Cover Artist: Tiferet Design
I love Mark Pellegrino. Politically, we do not agree. I have still watched EVERYTHING he’s been in, even the weird one where his character got a bit weird with his brother’s car.
So I am bouncing since I’m pretty sure we’re going to get him back as Lucifer next (this) season when they get outta the Empty.
Deal of the Week
Emily's Magical Bejeweled Codpiece
$1.07 eBook by B. Snow
Tom, museum curator and expert in Renaissance jewelry, doesn’t think his boyfriend Peter is “The One.” Peter is perfectly happy with Tom, but Tom is obsessed with the artist Benedetto Emilio Nesci—exciting, passionate, extraordinarily talented… and dead for over 400 years.
Tasked with researching a bejeweled codpiece, Tom abandons his professional ethics—and his sanity—to try on the codpiece and is transported halfway around the world and back in time, right into Florence, Italy and Nesci’s workroom.
After his initial panic subsides, Tom seizes the opportunity to allow Nesci to seduce him, but Tom discovers not everything about the sixteenth century is as romantic as he’d imagined. Getting back to the modern world and Peter becomes Tom’s only wish, but desire and reality are two completely different things, and Tom might not get what he wants this time around.
Must Read of the Week
I always find stories about the evolution of language fascinating. The ability to speak is something that is so vital to how we think about ourselves and the stories that we tell.
A Rare Universal Pattern in Human Languages
Some languages are spoken more quickly than others, but the rate of information they get across is the same.
In the early 1960s, a doctoral student at Cornell University wanted to figure out whether there was any truth behind the “cultural stereotype” that certain foreigners speak faster than Americans. He recorded 12 of his fellow students—six Japanese speakers and six American English speakers—monologuing about life on campus, analyzed one minute of each man’s speech, and found that the two groups produced sounds at roughly the same speed. He and a co-author concluded that “the hearer judges the speech rate of a foreign language in terms of his linguistic background,” and that humans the world over were all likely to be more or less equally fast talkers.
Useless Site of the Week
Click to Remove is absolutely pointless, and rather awesome.

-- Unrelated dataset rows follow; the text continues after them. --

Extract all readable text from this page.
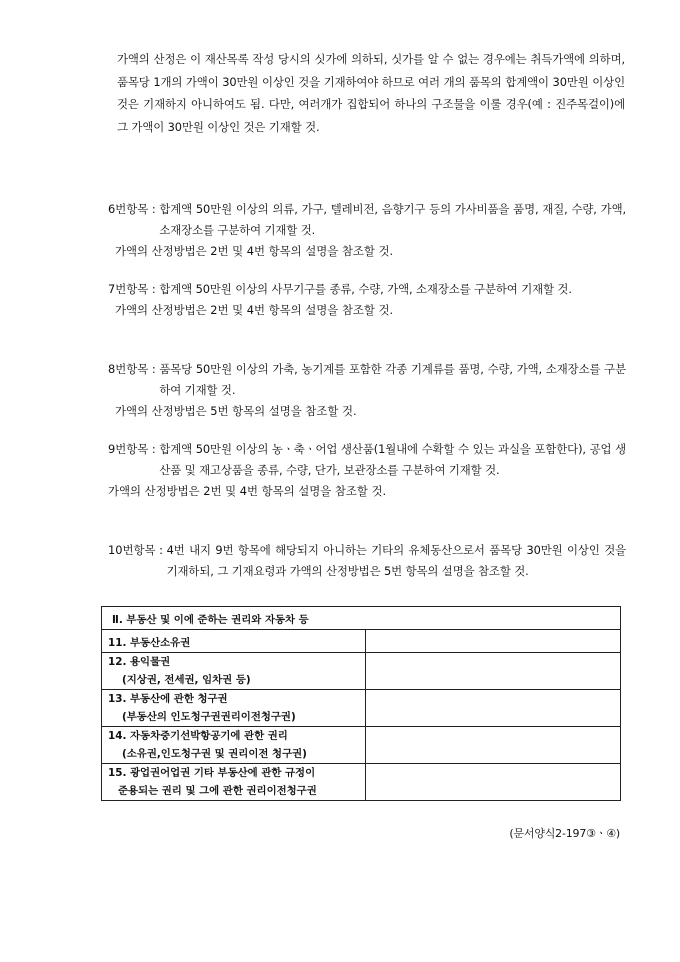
가액의 산정은 이 재산목록 작성 당시의 싯가에 의하되, 싯가를 알 수 없는 경우에는 취득가액에 의하며, 품목당 1개의 가액이 30만원 이상인 것을 기재하여야 하므로 여러 개의 품목의 합계액이 30만원 이상인 것은 기재하지 아니하여도 됨. 다만, 여러개가 집합되어 하나의 구조물을 이룰 경우(예 : 진주목걸이)에 그 가액이 30만원 이상인 것은 기재할 것.
6번항목 : 합계액 50만원 이상의 의류, 가구, 텔레비전, 음향기구 등의 가사비품을 품명, 재질, 수량, 가액, 소재장소를 구분하여 기재할 것.
가액의 산정방법은 2번 및 4번 항목의 설명을 참조할 것.
7번항목 : 합계액 50만원 이상의 사무기구를 종류, 수량, 가액, 소재장소를 구분하여 기재할 것.
가액의 산정방법은 2번 및 4번 항목의 설명을 참조할 것.
8번항목 : 품목당 50만원 이상의 가축, 농기계를 포함한 각종 기계류를 품명, 수량, 가액, 소재장소를 구분하여 기재할 것.
가액의 산정방법은 5번 항목의 설명을 참조할 것.
9번항목 : 합계액 50만원 이상의 농ㆍ축ㆍ어업 생산품(1월내에 수확할 수 있는 과실을 포함한다), 공업 생산품 및 재고상품을 종류, 수량, 단가, 보관장소를 구분하여 기재할 것.
가액의 산정방법은 2번 및 4번 항목의 설명을 참조할 것.
10번항목 : 4번 내지 9번 항목에 해당되지 아니하는 기타의 유체동산으로서 품목당 30만원 이상인 것을 기재하되, 그 기재요령과 가액의 산정방법은 5번 항목의 설명을 참조할 것.
Ⅱ. 부동산 및 이에 준하는 권리와 자동차 등	
11. 부동산소유권	

12. 용익물권
(지상권, 전세권, 임차권 등)	

13. 부동산에 관한 청구권
(부동산의 인도청구권권리이전청구권)	

14. 자동차중기선박항공기에 관한 권리
(소유권,인도청구권 및 권리이전 청구권)	

15. 광업권어업권 기타 부동산에 관한 규정이
준용되는 권리 및 그에 관한 권리이전청구권	

(문서양식2-197③ㆍ④)
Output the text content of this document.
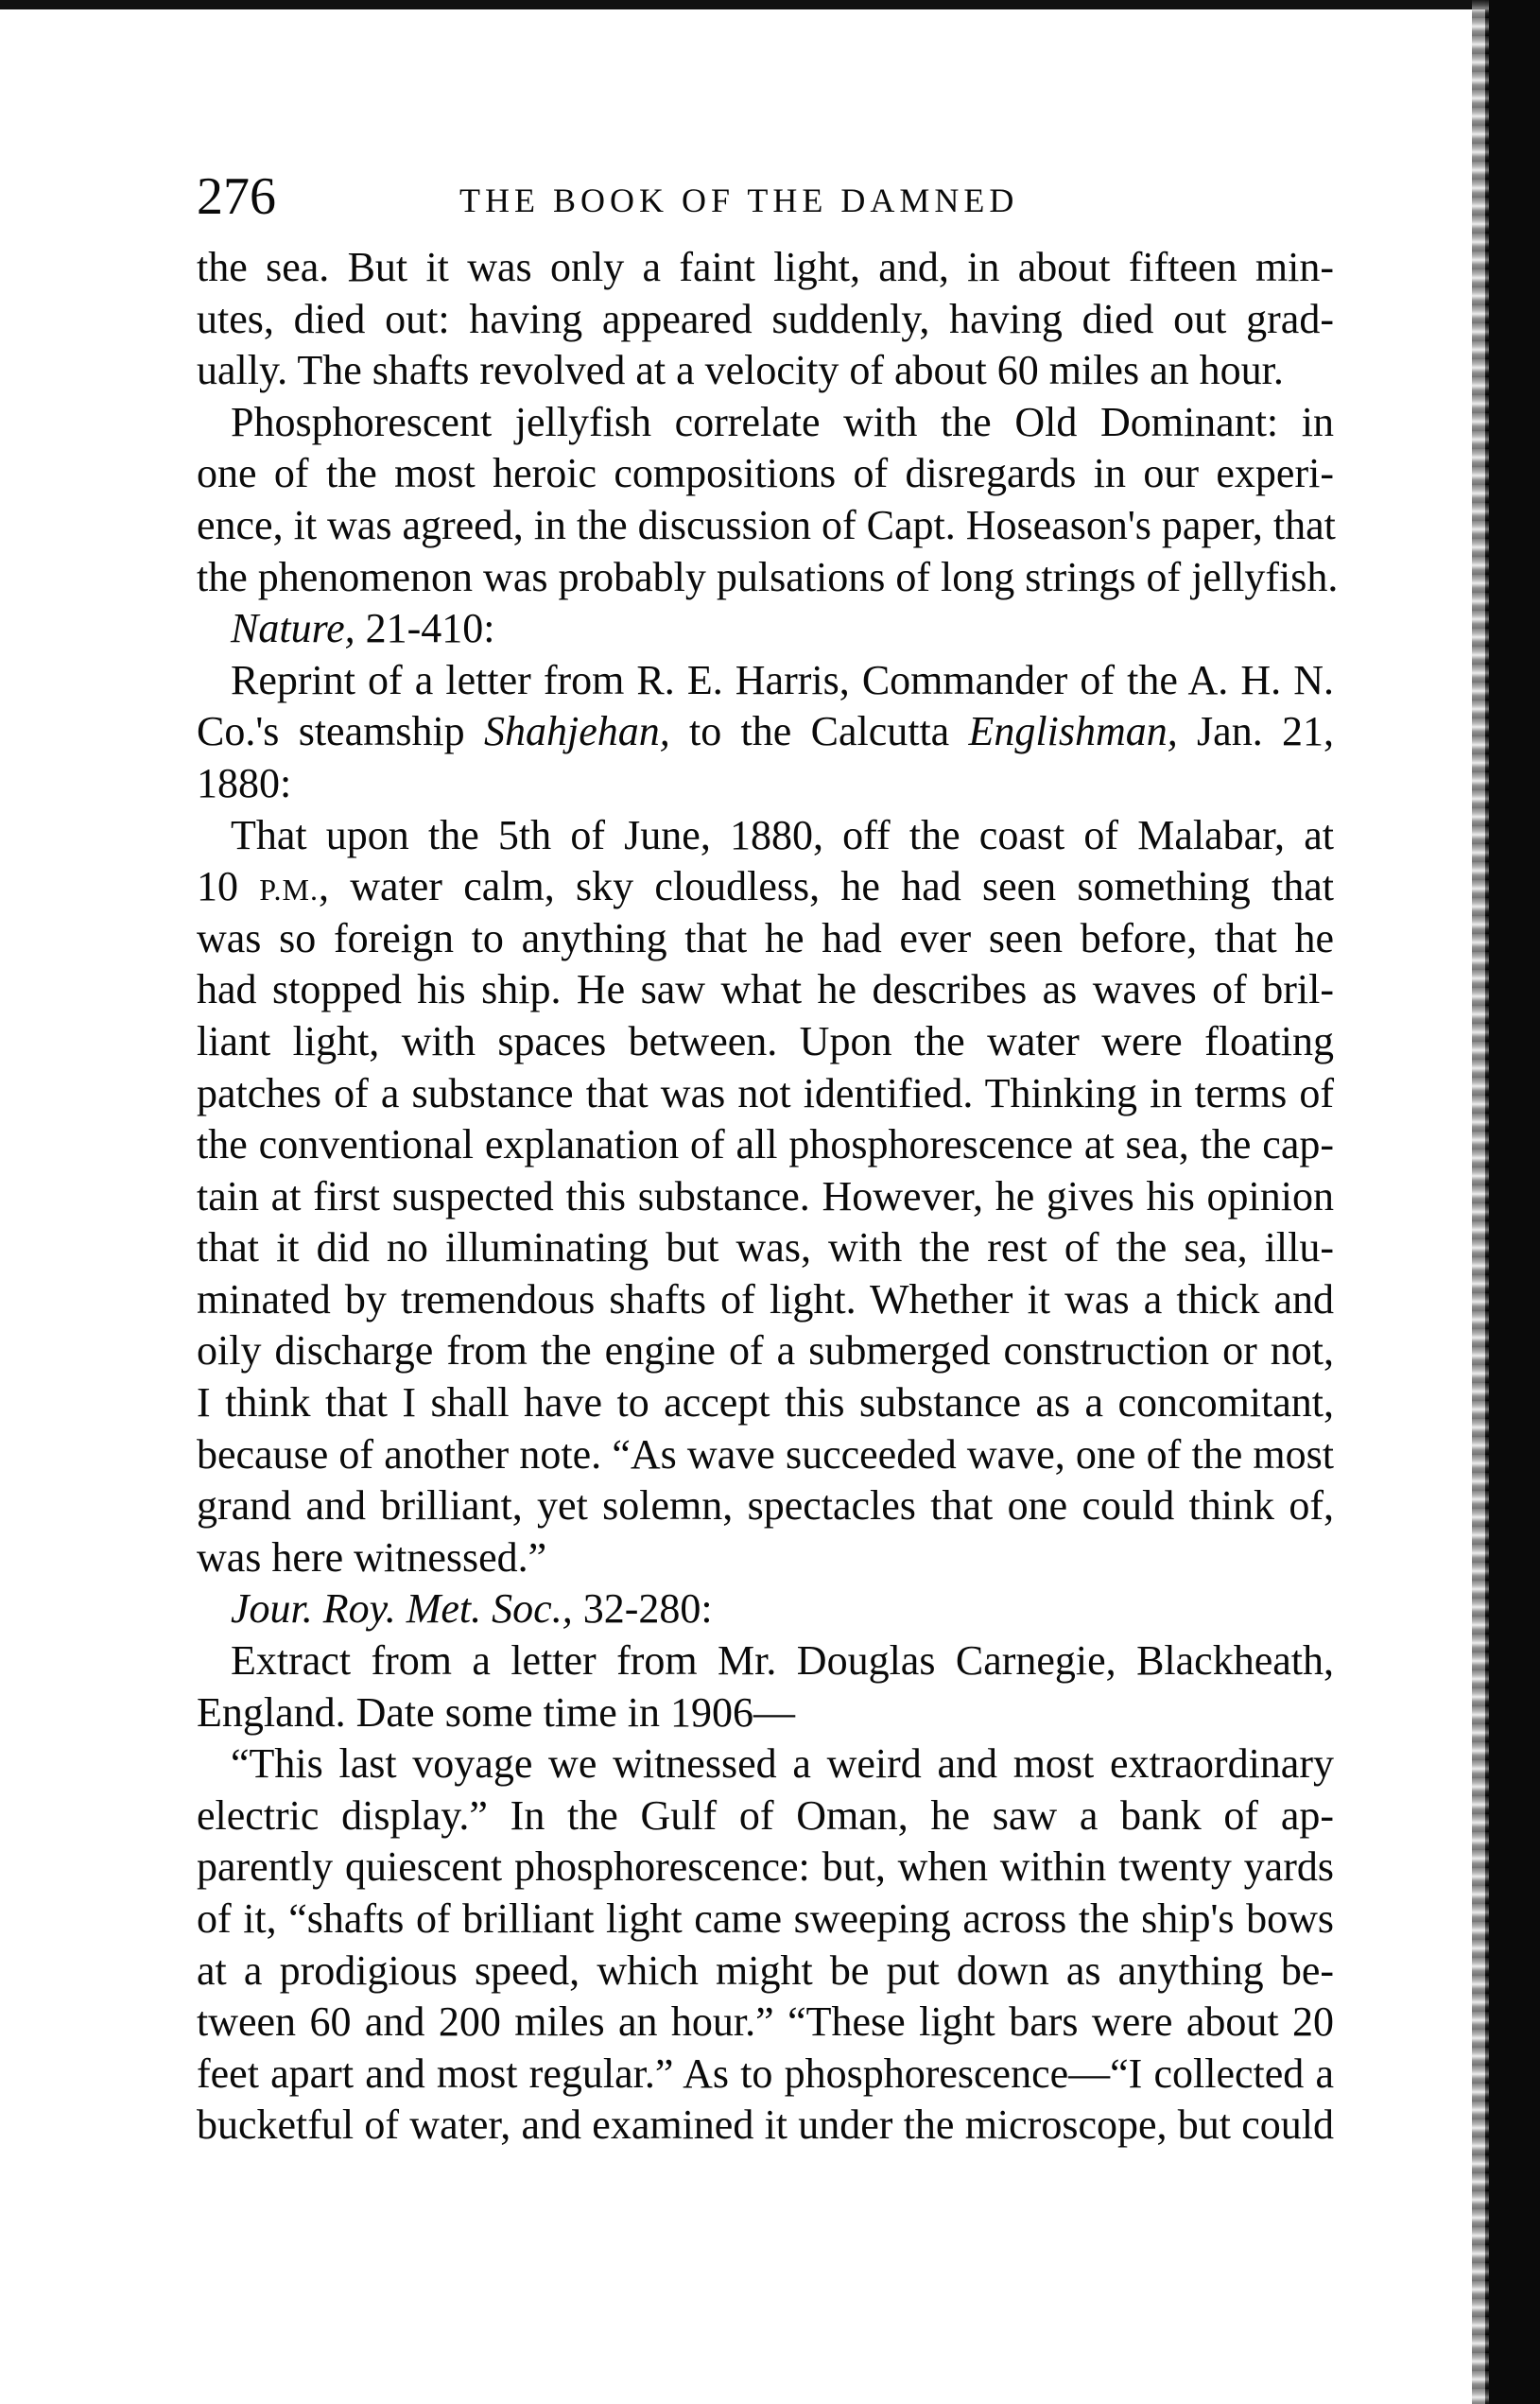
276	THE BOOK OF THE DAMNED
the sea. But it was only a faint light, and, in about fifteen min-
utes, died out: having appeared suddenly, having died out grad-
ually. The shafts revolved at a velocity of about 60 miles an hour.
Phosphorescent jellyfish correlate with the Old Dominant: in
one of the most heroic compositions of disregards in our experi-
ence, it was agreed, in the discussion of Capt. Hoseason's paper, that
the phenomenon was probably pulsations of long strings of jellyfish.
Nature, 21-410:
Reprint of a letter from R. E. Harris, Commander of the A. H. N.
Co.'s steamship Shahjehan, to the Calcutta Englishman, Jan. 21,
1880:
That upon the 5th of June, 1880, off the coast of Malabar, at
10 P.M., water calm, sky cloudless, he had seen something that
was so foreign to anything that he had ever seen before, that he
had stopped his ship. He saw what he describes as waves of bril-
liant light, with spaces between. Upon the water were floating
patches of a substance that was not identified. Thinking in terms of
the conventional explanation of all phosphorescence at sea, the cap-
tain at first suspected this substance. However, he gives his opinion
that it did no illuminating but was, with the rest of the sea, illu-
minated by tremendous shafts of light. Whether it was a thick and
oily discharge from the engine of a submerged construction or not,
I think that I shall have to accept this substance as a concomitant,
because of another note. “As wave succeeded wave, one of the most
grand and brilliant, yet solemn, spectacles that one could think of,
was here witnessed.”
Jour. Roy. Met. Soc., 32-280:
Extract from a letter from Mr. Douglas Carnegie, Blackheath,
England. Date some time in 1906—
“This last voyage we witnessed a weird and most extraordinary
electric display.” In the Gulf of Oman, he saw a bank of ap-
parently quiescent phosphorescence: but, when within twenty yards
of it, “shafts of brilliant light came sweeping across the ship's bows
at a prodigious speed, which might be put down as anything be-
tween 60 and 200 miles an hour.” “These light bars were about 20
feet apart and most regular.” As to phosphorescence—“I collected a
bucketful of water, and examined it under the microscope, but could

C.S. Poe will also be at GRL-snitching on people probably!
Poetry of the Week
Outside of an LGBTQ-specific context I cannot remember ever hearing a poem about gay sex at a poetry event at home in Northern Ireland, and so when I arrive at the Irish Writers Centre for their regular open mic night, Takin’ The Mic, I have to be honest, I am not expecting the evening to kick off with a poem about sex at a gay sauna. Mark Ward, who has recently been highly commended in this year’s Patrick Kavanagh award, introduces the evening and then reads us his Turkish bath poem.